The company's performance experienced a temporary adjustment last year due to a slowdown in the electric vehicle market. Myungshin Industry's consolidated sales last year reached 1.62 trillion won, up 2.9% year-on-year, maintaining its growth trajectory. However, operating profit decreased by 32% to 100.7 billion won. The stagnation in electric vehicle demand and the burden of initial investment costs have been cited as reasons for the decline in profitability.


Junseok Lee, a researcher at Hanyang Securities, stated, "This is a parts supplier whose competitiveness stands out during an industry adjustment phase," adding, "Although profitability has temporarily declined due to stagnant electric vehicle demand and initial cost burdens, this is merely the result of an overall industry adjustment. The company’s proven mass production capabilities and cost-saving technologies continue to earn strong customer references."


In particular, future expansion of the robotaxi market is considered a key growth driver for Myungshin Industry. The company is one of the domestic parts suppliers with a high reliance on North American electric vehicle manufacturers, with related sales accounting for about 60%. This means its role goes beyond simple parts supply, placing it at the core of its customers’ global production strategies and supply chains.
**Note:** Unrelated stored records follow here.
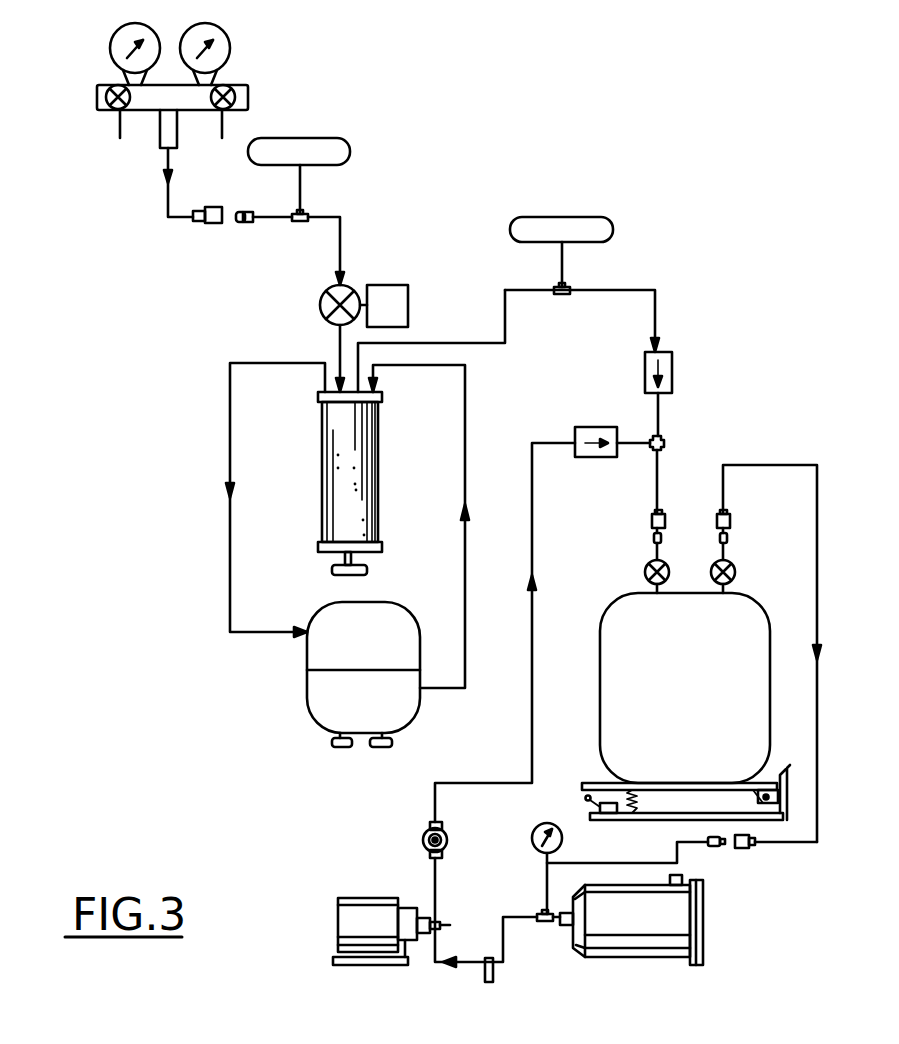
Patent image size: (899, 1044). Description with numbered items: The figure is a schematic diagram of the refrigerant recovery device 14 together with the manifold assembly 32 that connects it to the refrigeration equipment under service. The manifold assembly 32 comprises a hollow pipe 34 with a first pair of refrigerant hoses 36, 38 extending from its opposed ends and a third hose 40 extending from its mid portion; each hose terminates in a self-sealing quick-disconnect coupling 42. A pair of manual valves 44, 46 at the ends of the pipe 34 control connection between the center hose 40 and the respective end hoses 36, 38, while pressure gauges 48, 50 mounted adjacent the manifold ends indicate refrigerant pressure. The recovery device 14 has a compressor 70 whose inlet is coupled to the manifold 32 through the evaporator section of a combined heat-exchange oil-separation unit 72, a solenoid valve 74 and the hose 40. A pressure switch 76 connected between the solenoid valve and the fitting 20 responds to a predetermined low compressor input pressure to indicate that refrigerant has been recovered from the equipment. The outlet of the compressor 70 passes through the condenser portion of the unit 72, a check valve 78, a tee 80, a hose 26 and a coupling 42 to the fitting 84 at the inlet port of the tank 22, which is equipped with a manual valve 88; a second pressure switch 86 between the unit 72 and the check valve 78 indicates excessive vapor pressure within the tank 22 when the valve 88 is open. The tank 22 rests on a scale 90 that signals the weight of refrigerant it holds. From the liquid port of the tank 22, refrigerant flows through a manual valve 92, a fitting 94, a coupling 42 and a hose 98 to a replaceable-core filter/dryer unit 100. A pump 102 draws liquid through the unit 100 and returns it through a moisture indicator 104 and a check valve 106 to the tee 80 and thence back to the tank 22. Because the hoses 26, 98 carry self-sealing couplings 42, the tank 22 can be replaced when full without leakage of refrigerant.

The recovery device 14 is at (742, 176).
The fitting 20 is at (247, 222).
The tank 22 is at (600, 658).
The hose 26 is at (655, 487).
The manifold assembly 32 is at (318, 22).
The hollow pipe 34 is at (153, 108).
The refrigerant hose 36 is at (118, 115).
The refrigerant hose 38 is at (222, 125).
The third hose 40 is at (164, 186).
The self-sealing quick-disconnect coupling 42 is at (213, 224).
The manual valve 44 is at (97, 93).
The manual valve 46 is at (243, 87).
The pressure gauge 48 is at (148, 19).
The pressure gauge 50 is at (209, 29).
The compressor 70 is at (307, 697).
The combined heat-exchange oil-separation unit 72 is at (323, 457).
The solenoid valve 74 is at (320, 303).
The pressure switch 76 is at (328, 137).
The check valve 78 is at (673, 372).
The tee 80 is at (665, 436).
The fitting 84 is at (653, 540).
The pressure switch 86 is at (585, 217).
The manual valve 88 is at (645, 570).
The scale 90 is at (568, 796).
The manual valve 92 is at (736, 573).
The fitting 94 is at (729, 540).
The hose 98 is at (818, 789).
The replaceable-core filter/dryer unit 100 is at (650, 963).
The pump 102 is at (375, 886).
The moisture indicator 104 is at (425, 832).
The check valve 106 is at (598, 426).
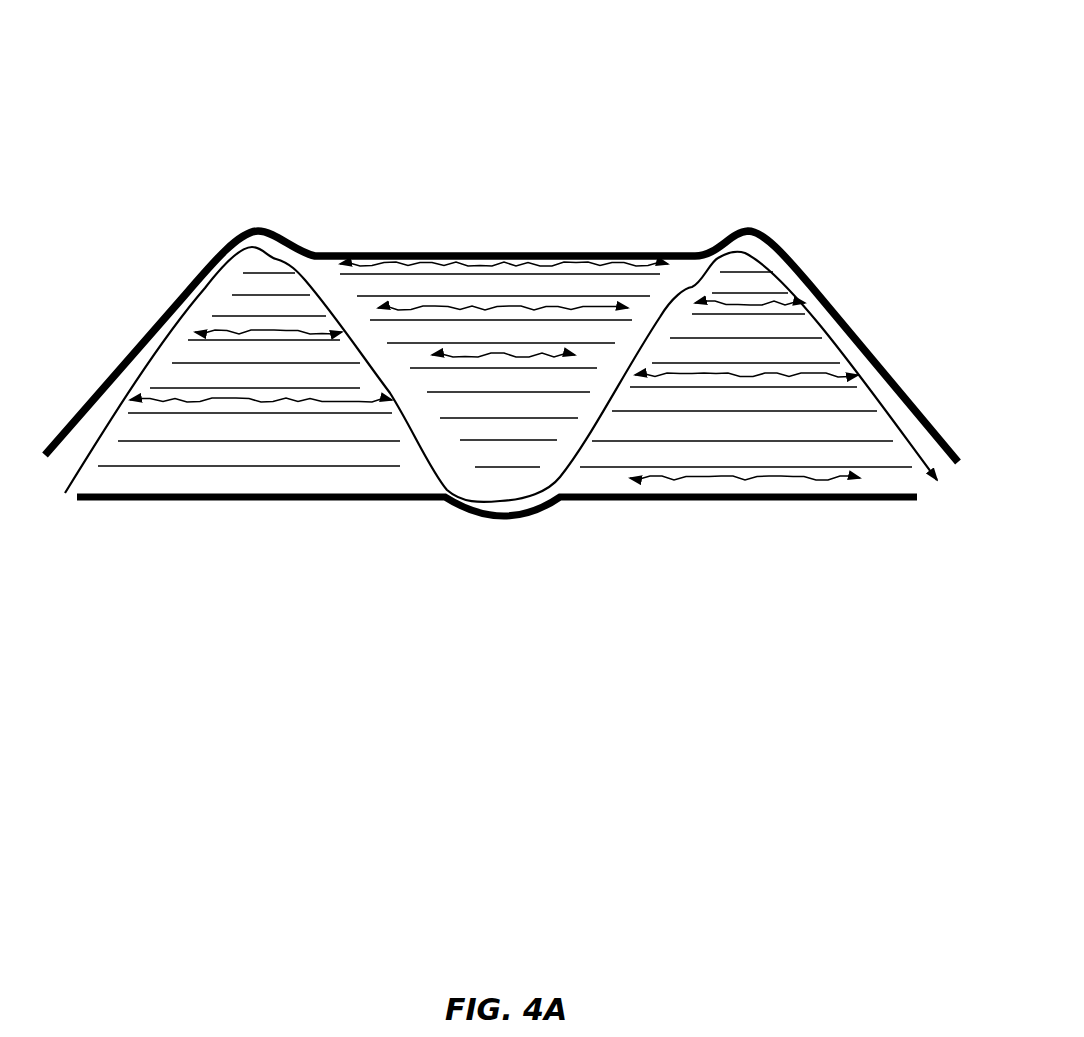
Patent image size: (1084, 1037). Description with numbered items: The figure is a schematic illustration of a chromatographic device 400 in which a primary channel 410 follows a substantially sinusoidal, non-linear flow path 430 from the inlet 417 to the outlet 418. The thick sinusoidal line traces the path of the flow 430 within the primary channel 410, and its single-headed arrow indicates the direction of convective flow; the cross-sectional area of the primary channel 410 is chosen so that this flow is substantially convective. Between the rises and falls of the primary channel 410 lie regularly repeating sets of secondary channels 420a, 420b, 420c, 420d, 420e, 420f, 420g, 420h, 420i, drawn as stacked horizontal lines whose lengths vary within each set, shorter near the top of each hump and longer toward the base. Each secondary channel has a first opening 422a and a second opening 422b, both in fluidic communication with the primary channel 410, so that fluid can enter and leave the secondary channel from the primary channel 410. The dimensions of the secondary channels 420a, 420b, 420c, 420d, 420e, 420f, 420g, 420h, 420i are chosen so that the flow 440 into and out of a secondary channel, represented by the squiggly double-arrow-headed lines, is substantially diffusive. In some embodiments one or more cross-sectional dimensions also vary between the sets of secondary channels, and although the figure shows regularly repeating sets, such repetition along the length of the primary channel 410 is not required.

The chromatographic device 400 is at (233, 120).
The primary channel 410 is at (88, 425).
The inlet 417 is at (50, 510).
The outlet 418 is at (950, 512).
The secondary channel 420a is at (296, 292).
The secondary channel 420b is at (319, 314).
The secondary channel 420c is at (776, 334).
The secondary channel 420d is at (304, 361).
The secondary channel 420e is at (307, 386).
The secondary channel 420f is at (745, 407).
The secondary channel 420g is at (376, 431).
The secondary channel 420h is at (273, 461).
The secondary channel 420i is at (268, 486).
The first opening 422a is at (335, 287).
The second opening 422b is at (659, 289).
The flow path 430 is at (752, 253).
The diffusive flow 440 is at (405, 262).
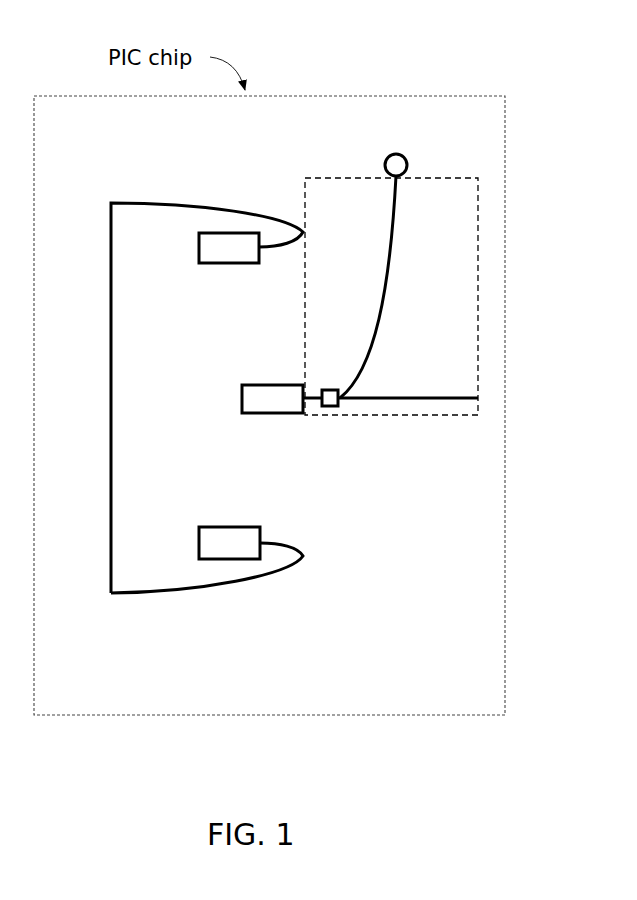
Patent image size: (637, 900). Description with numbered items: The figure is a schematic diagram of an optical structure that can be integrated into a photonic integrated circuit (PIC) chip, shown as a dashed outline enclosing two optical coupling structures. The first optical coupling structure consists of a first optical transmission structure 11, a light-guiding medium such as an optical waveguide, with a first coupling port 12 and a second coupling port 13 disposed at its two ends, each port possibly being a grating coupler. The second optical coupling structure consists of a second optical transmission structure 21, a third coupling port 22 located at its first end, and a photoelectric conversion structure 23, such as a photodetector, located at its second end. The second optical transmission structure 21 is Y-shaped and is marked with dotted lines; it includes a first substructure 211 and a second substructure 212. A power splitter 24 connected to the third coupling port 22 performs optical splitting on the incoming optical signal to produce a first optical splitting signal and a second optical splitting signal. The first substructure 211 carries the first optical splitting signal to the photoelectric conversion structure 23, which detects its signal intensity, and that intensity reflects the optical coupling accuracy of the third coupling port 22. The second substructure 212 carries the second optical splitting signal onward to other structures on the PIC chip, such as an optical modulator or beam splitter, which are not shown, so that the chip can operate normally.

The first optical transmission structure 11 is at (96, 386).
The first coupling port 12 is at (243, 282).
The second coupling port 13 is at (230, 511).
The second optical transmission structure 21 is at (458, 174).
The first substructure 211 is at (402, 236).
The second substructure 212 is at (381, 391).
The third coupling port 22 is at (279, 426).
The photoelectric conversion structure 23 is at (388, 154).
The power splitter 24 is at (333, 416).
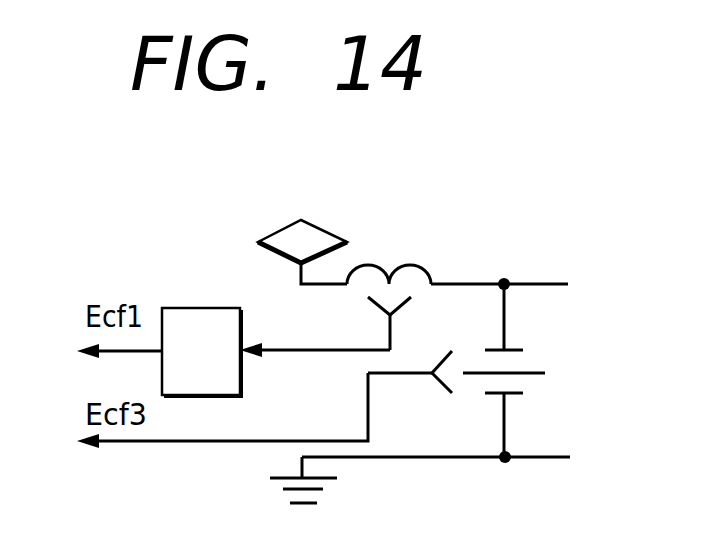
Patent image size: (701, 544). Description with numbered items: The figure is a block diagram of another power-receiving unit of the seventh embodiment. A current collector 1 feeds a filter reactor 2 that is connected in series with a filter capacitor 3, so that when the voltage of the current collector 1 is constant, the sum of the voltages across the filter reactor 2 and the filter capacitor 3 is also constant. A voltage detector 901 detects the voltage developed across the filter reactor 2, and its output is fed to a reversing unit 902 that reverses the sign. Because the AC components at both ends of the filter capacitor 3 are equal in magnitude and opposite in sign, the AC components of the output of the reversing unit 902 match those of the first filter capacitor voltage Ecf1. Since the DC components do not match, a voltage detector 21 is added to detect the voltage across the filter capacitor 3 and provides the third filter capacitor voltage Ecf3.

The current collector 1 is at (322, 230).
The filter reactor 2 is at (410, 263).
The filter capacitor 3 is at (517, 348).
The voltage detector 21 is at (440, 385).
The voltage detector 901 is at (376, 306).
The reversing unit 902 is at (192, 308).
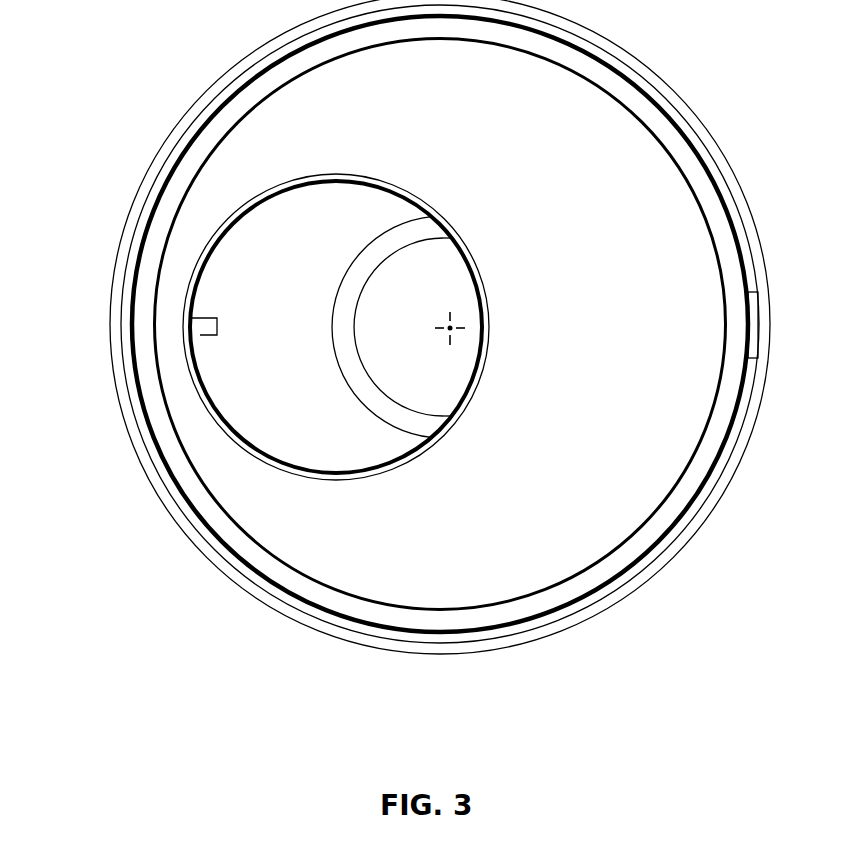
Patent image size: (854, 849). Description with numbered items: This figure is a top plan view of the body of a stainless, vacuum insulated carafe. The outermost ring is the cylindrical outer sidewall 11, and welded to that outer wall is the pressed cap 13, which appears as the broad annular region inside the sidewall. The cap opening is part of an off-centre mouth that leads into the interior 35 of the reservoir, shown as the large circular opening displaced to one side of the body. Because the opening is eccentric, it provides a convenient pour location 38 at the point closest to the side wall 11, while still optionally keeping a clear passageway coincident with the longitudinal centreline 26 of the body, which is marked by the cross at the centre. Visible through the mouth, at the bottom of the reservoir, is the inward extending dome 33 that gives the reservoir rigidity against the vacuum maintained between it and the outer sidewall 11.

The outer sidewall 11 is at (441, 327).
The pressed cap 13 is at (477, 324).
The longitudinal centreline 26 is at (599, 457).
The inward extending dome 33 is at (437, 303).
The interior of the reservoir 35 is at (293, 290).
The pour location 38 is at (117, 390).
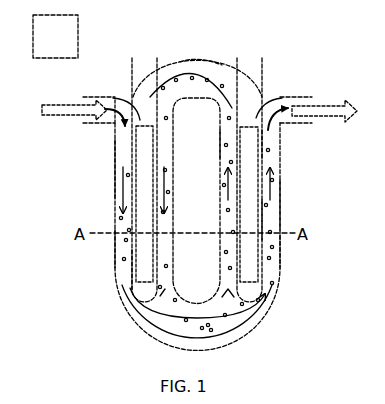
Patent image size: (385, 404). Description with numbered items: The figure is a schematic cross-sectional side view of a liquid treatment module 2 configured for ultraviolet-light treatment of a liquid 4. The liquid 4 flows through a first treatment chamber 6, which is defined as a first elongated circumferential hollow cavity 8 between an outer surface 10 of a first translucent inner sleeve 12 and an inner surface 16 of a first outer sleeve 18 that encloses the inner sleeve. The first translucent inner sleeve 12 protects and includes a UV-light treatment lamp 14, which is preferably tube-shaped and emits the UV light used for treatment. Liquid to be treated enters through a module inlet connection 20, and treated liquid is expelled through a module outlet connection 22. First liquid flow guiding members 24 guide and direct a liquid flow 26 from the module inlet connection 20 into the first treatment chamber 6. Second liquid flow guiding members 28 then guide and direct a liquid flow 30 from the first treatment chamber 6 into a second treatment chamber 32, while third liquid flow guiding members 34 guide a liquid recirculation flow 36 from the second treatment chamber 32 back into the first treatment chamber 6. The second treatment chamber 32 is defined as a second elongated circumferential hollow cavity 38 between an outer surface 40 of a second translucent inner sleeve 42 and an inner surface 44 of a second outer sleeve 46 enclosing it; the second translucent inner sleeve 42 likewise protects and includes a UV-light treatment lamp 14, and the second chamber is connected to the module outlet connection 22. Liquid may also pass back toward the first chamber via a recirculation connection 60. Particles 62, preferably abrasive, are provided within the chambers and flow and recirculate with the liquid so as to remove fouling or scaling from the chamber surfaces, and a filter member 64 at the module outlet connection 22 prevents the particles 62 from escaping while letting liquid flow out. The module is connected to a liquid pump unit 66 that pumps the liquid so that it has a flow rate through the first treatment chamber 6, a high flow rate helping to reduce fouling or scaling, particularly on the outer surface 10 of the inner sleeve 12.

The liquid treatment module 2 is at (98, 180).
The liquid 4 is at (63, 106).
The first treatment chamber 6 is at (125, 258).
The first elongated circumferential hollow cavity 8 is at (194, 177).
The outer surface of first translucent inner sleeve 10 is at (131, 227).
The first translucent inner sleeve 12 is at (132, 272).
The UV-light treatment lamp 14 is at (199, 204).
The inner surface of first outer sleeve 16 is at (113, 250).
The first outer sleeve 18 is at (113, 160).
The module inlet connection 20 is at (100, 96).
The module outlet connection 22 is at (297, 96).
The first liquid flow guiding member 24 is at (124, 97).
The liquid flow from inlet 26 is at (110, 116).
The second liquid flow guiding member 28 is at (170, 297).
The liquid flow between chambers 30 is at (185, 337).
The second treatment chamber 32 is at (273, 247).
The third liquid flow guiding member 34 is at (210, 104).
The liquid recirculation flow 36 is at (198, 73).
The second elongated circumferential hollow cavity 38 is at (228, 143).
The outer surface of second translucent inner sleeve 40 is at (237, 238).
The second translucent inner sleeve 42 is at (263, 223).
The inner surface of second outer sleeve 44 is at (282, 205).
The second outer sleeve 46 is at (282, 247).
The recirculation connection 60 is at (222, 72).
The particles 62 is at (270, 258).
The filter member 64 is at (117, 116).
The liquid pump unit 66 is at (55, 36).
The customers are evaluated as having strong potential to lead the robotaxi market based on their competitiveness in autonomous driving software. Since unveiling a vehicle in February, expectations have grown for mass production to begin in earnest in the first half of this year. Accordingly, Myungshin Industry’s supply of hot stamping parts is also expected to enter a growth phase.


Researcher Lee commented, "Hot stamping is a car body technology suited for robotaxi and next-generation platforms that demand both weight reduction and enhanced safety," adding, "The company has secured a local supply chain in North America, including Texas, and is well-positioned to respond to customer production expansions and new vehicle ramp-ups."


Expectations for a recovery in performance are also rising. As the impact of the electric vehicle chasm diminishes and demand gradually normalizes, new lineup launches by customers and expansion of North American production are expected to accelerate. In addition, the growth of overseas subsidiaries is expected to further support performance.


In particular, the Brazilian subsidiary is expected to rapidly increase its contribution to sales. Sales, which had been around 70 billion won, are forecast to grow to 160 billion won this year, helping to support the company’s overall performance base.


Researcher Lee analyzed, "Although last year’s electric vehicle chasm temporarily slowed growth in upstream demand and overall performance, we believe profitability will normalize again this year."


From a valuation perspective, the company’s undervaluation is also becoming more prominent. The current share price is at 5.1 times the 2026 projected price-to-earnings ratio (PER) and 0.6 times the price-to-book ratio (PBR), both near the historical valuation bottom.



Researcher Lee emphasized, "The current share price does not fully reflect the potential for performance recovery. Considering the start of mass production of robotaxis, sales recovery from the activation of new customer lineups, increased profit contributions from overseas subsidiaries, and the possibility of a reduction in the low PBR discount, the current share price represents an attractive entry point in terms of both fundamentals and policy momentum."


This content was produced with the assistance of AI translation services.